In contrast to the existing studies, the present study will draw upon the largest nationally representative panel dataset available so far for rural Bangladesh. It will build upon a panel dataset that already exists, with a sample of 6300 households drawn from 180 villages from all over Bangladesh. The sample was drawn following a sampling design very similar to that of the Household Income and Expenditure Survey (HIES) carried out by the Bangladesh Bureau of Statistics (BBS). However, the usefulness of the existing dataset is somewhat circumscribed by the fact that it consists of only two rounds of survey over an interval of just three years (in 2010 and 2013).

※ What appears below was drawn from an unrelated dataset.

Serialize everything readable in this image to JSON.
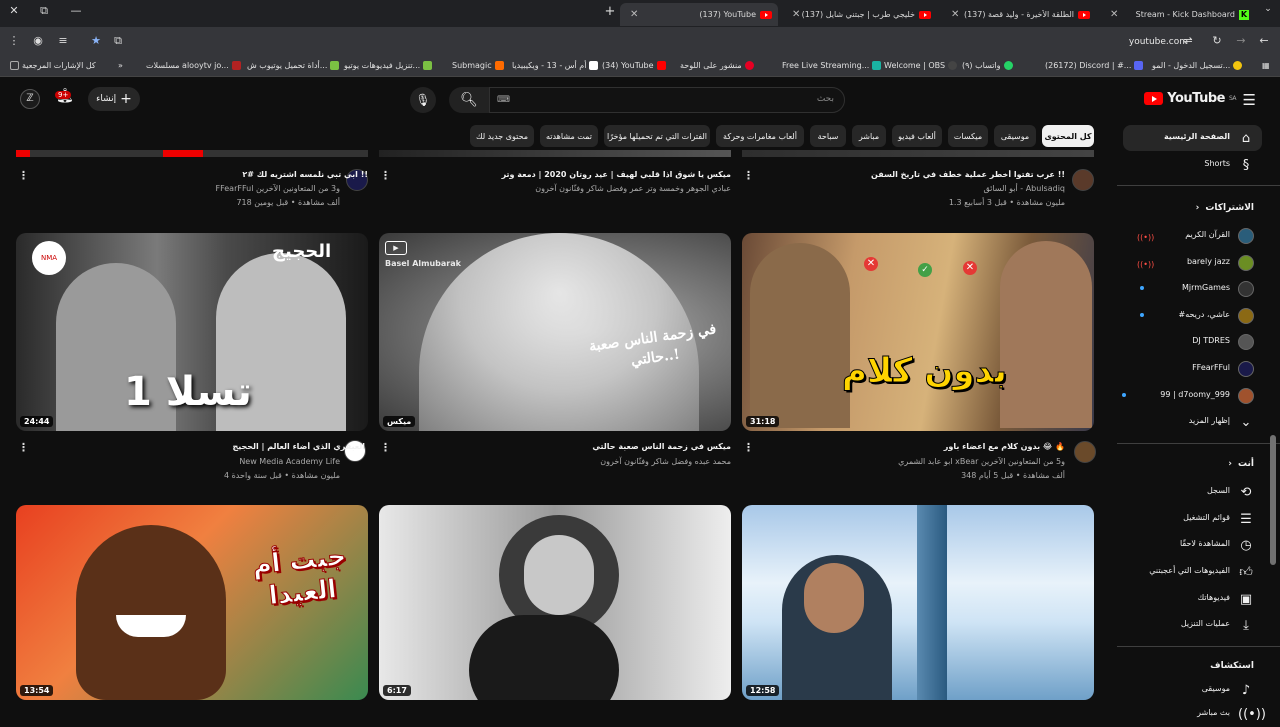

Such a short interval may be good enough to answer some of the questions related to poverty dynamics (for example, the effects of prices, wages, some of the safety net measures, etc.)), but a longer interval is needed for a more effective analysis of poverty dynamics since many of the causal processes affecting poverty may take much longer to have their effects felt (form example, economic growth and growth-induced structural change, education, health, shocks, etc.). For this reason, the proposed research would carry out another round of survey – in 2020, giving an interval of a decade, which should be long enough to study many of the causal processes more effectively. The objective of generating a nationally representative panel over a period 2010-2020 is to assess rural poverty dynamics as well as the transformation that has taken place over time. The importance of studying poverty dynamics is self-evident in the context of Bangladesh, where nearly one-fourth of the rural population still live below the poverty line (as of 2015). Until recently, the scope of undertaking of such studies was limited by the lack of longitudinal data, i.e., repeated surveys of the same households over time. Very recently, a few pioneering studies have begun to emerge, but the usefulness of most of them is circumscribed either by the fact that they were designed narrowly to study the impact of particular interventions (e.g., Khandker and Samad, 2013; Quisumbing and Baulch, 2013), or by relatively small sample sizes (e.g., Hossain and Bayes, 2009). 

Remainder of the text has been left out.